A website feature refers to more standard attributes that may not have a direct impact on sales, but are nonetheless central to a website’s success. Here we examined the quality of these features alongside other aspects, such as if the feature was built-in, or just available as an app.
Three of the areas that were researched and tested in this section were:
- SEO – this area was broken down into two sections: the amount of editing control you get (like being able to edit meta titles/descriptions, URL slugs and header code), and what SEO services the platform provides for you (like keyword support and SEO specific apps).
- Marketing – we wanted to know whether the platform had built-in email marketing, or relied on third party plugins. We also delved into the quality of each platform’s automated marketing campaigns, and examined which supplementary apps were available.
- App Integration – not every platform has its own app market, but of those that do, we wanted to find out how many apps they offered, whether they were free or came at an additional cost, and if they could be integrated without needing to know how to code.
The quality of web design can be a subjective matter.
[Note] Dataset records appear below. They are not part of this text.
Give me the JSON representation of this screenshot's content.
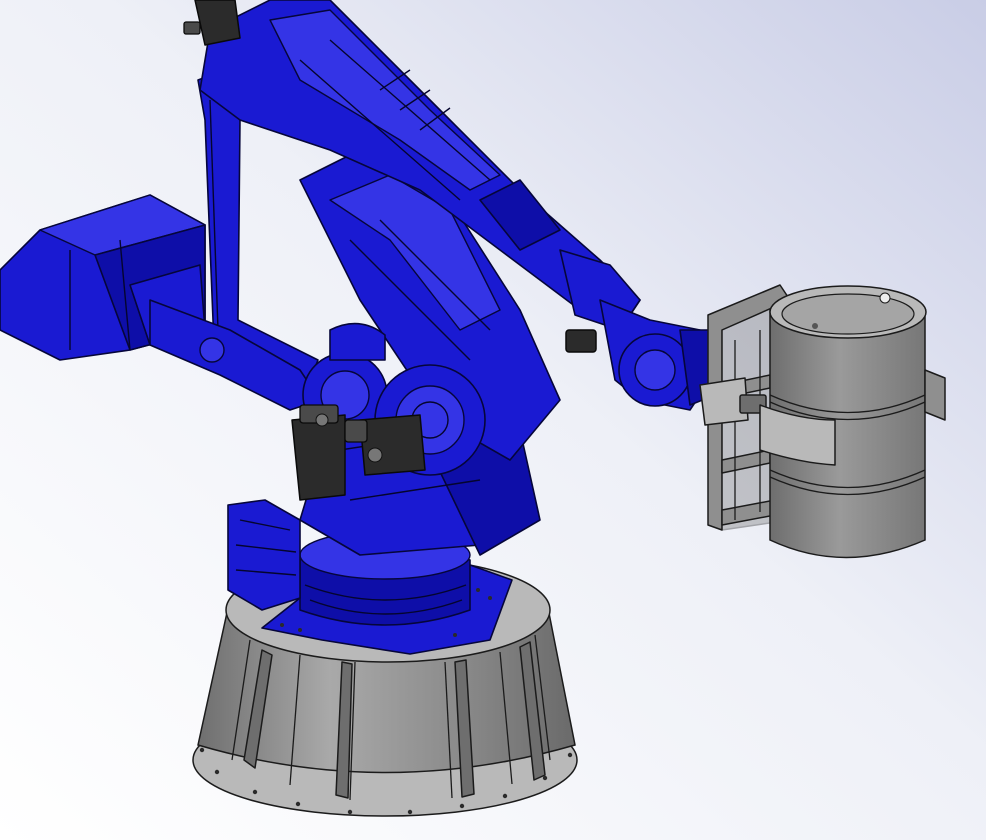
{
  "scene": {
    "background_colors": [
      "#c9cde6",
      "#eef0f7",
      "#ffffff"
    ],
    "robot_color": "#1a1ad2",
    "pedestal_color": "#8f8f8f",
    "drum_color": "#8c8c8c"
  }
}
That’s why we enlisted the help of industry-leading experts who specialize in Design, UX (User Experience), and Branding.
We wanted to identify what the key components were to good web design. Off the back of our expert discussions, we formulated a list of criteria that each platform’s themes had to meet. How each fared against our criteria formed the basis of a Brand, Design and UX score.
We also looked into things like mobile responsiveness (i.e. do the platform’s themes automatically adjust screen size to fit mobile and tablet devices), and if there were image editing tools.
Finding the balance between affordability and quality is something everybody strives for. We weighed this up by offsetting our ‘quality of features’ score against the average price of the platform.
This gave us a good indication as to whether you’re getting your money’s worth when it comes to each platform’s capabilities.
When looking at the level of support you receive, it’s important to not only assess the quality, but also the different channels you can seek help though. Some people may prefer support via email, while others may want a more immediate interaction, such as a phone call or live chat.
Areas of investigation included:
- How many help services (e.g. phone support, email, live chat etc.) were available
- The minimum price you had to pay to receive at least four different help services
- If the builder had a restore option and/or autosave feature
The final question we wanted to answer was ‘what do potential customers want to know’. For this, we took a collection of information from our previous categories and formulated a score. Areas like value for money and UX were considered, alongside a few new areas.
We also got a recommendation score from our ease of use interviewees, based on how likely they’d be to recommend the platform they used to a friend.